Google Cloud today announced new developments designed to accelerate the pace of scientific and technical research and break the barriers of high performance computing (HPC) and artificial intelligence (AI).
New features include supercomputing-class infrastructure and state-of-the-art AI to provide researchers with new capabilities and significantly increasing the computational power they have at their disposal to address some of the most complex problems in fields such as climate modeling and drug discovery.
A major highlight is the launch of new, higher performance VMs. The HPC VMs based on AMD EPYC processor, and connected via Cloud RDMA that allow researchers to have supercomputing clusters with superior scaling and parallel efficiency for tightly-linked workloads.
In addition to this, the A-Series VMs powered by the latest NVIDIA GPU’s offer the horsepower needed for AI, AI-assisted data analysis, genomics, computational fluid dynamics, finite element analysis, and functions leveraging GPUs to execute operations on data. The RDMA support allows the faster communication across compute nodes, which is essential for efficient execution of large-scale scientific applications.
Acknowledging the growing data-centric nature of contemporary research, Google Cloud also launched Managed Lustre, a high-performance, fully managed parallel file system.
This offering ensures researchers will have the necessary Input/Output (I/O) performance to accommodate even the most extreme-scale HPC and AI workloads faster. In addition, Google Cloud is broadening its range of compute options with a wide array of offerings from TPUs to custom silicon, equipping scientists to more closely tailor their computational resources to the unique needs of their applications and maximizing performance while being cost-effective.
To make it easier to deploy and operate challenging HPC environments, Google Cloud released what it called Blueprints in its Cluster Toolkit. Pre-built templates enable automated deployment of prerequisite infrastructure such as compute, storage, networking, and job scheduling services, which shortens deployment time and creates a stable, tuned environment for high performance workloads.

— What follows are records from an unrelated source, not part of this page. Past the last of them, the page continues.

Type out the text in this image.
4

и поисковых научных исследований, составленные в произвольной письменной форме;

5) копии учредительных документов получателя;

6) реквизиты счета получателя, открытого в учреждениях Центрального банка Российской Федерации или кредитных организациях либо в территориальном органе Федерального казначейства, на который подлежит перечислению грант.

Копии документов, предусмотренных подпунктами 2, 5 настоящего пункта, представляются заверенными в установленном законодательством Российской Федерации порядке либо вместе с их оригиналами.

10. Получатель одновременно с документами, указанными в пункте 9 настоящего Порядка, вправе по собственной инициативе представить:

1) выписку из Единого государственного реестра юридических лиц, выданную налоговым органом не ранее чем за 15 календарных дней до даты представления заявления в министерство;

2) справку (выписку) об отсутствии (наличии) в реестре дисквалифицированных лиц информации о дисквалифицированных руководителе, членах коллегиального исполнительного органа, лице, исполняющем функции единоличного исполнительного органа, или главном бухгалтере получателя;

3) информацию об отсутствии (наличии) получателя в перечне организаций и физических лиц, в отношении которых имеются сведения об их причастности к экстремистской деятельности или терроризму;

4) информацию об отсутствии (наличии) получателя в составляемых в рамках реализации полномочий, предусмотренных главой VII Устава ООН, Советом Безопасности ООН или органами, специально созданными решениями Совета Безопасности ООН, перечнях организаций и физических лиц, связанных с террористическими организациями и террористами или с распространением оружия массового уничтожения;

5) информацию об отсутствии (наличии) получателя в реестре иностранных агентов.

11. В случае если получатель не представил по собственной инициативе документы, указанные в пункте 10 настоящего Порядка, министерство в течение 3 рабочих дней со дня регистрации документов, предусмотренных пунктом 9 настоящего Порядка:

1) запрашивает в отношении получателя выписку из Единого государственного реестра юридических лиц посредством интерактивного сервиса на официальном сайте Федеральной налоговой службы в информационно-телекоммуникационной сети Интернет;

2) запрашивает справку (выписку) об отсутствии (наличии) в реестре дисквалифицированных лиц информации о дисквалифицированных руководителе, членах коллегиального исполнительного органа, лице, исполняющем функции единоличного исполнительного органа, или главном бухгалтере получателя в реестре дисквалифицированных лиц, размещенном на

In doing so, by removing the need for researchers to roll their own hardware and design towers of babel of IoT infrastructure, Blueprints offers a proven starting point for both lean and fast deployments.
In addition to increasing the volume, Google Cloud also underscored the burgeoning importance of the role intelligence agents will play in helping research become even more productive.
AI-powered systems like these can help with a variety of tasks, enhancing the ability for analysis, and aiding in the process of discovery. By automating the mundane tasks, and suggesting intelligent insights, the AI agents remove some of the barriers and allow researchers to focus on the creative and strategic parts of the job, potentially resulting more impactful research.
To support and drive collaboration and knowledge share amongst the market’s most advanced and specialist users, Google Cloud has additionally created the Advanced Computing Community.
The series will gather specialists from Google, our technology partners, and HPC, AI and quantum computing research centers and industry, to talk about cloud technologies for scientific and technical computing in the cloud.
These new developments further exemplify Google Cloud’s mission to become the world’s leading research and science platform, providing researchers with the tools, technology and infrastructure to drive change at an accelerated pace and solve some of the most pressing issues in the world.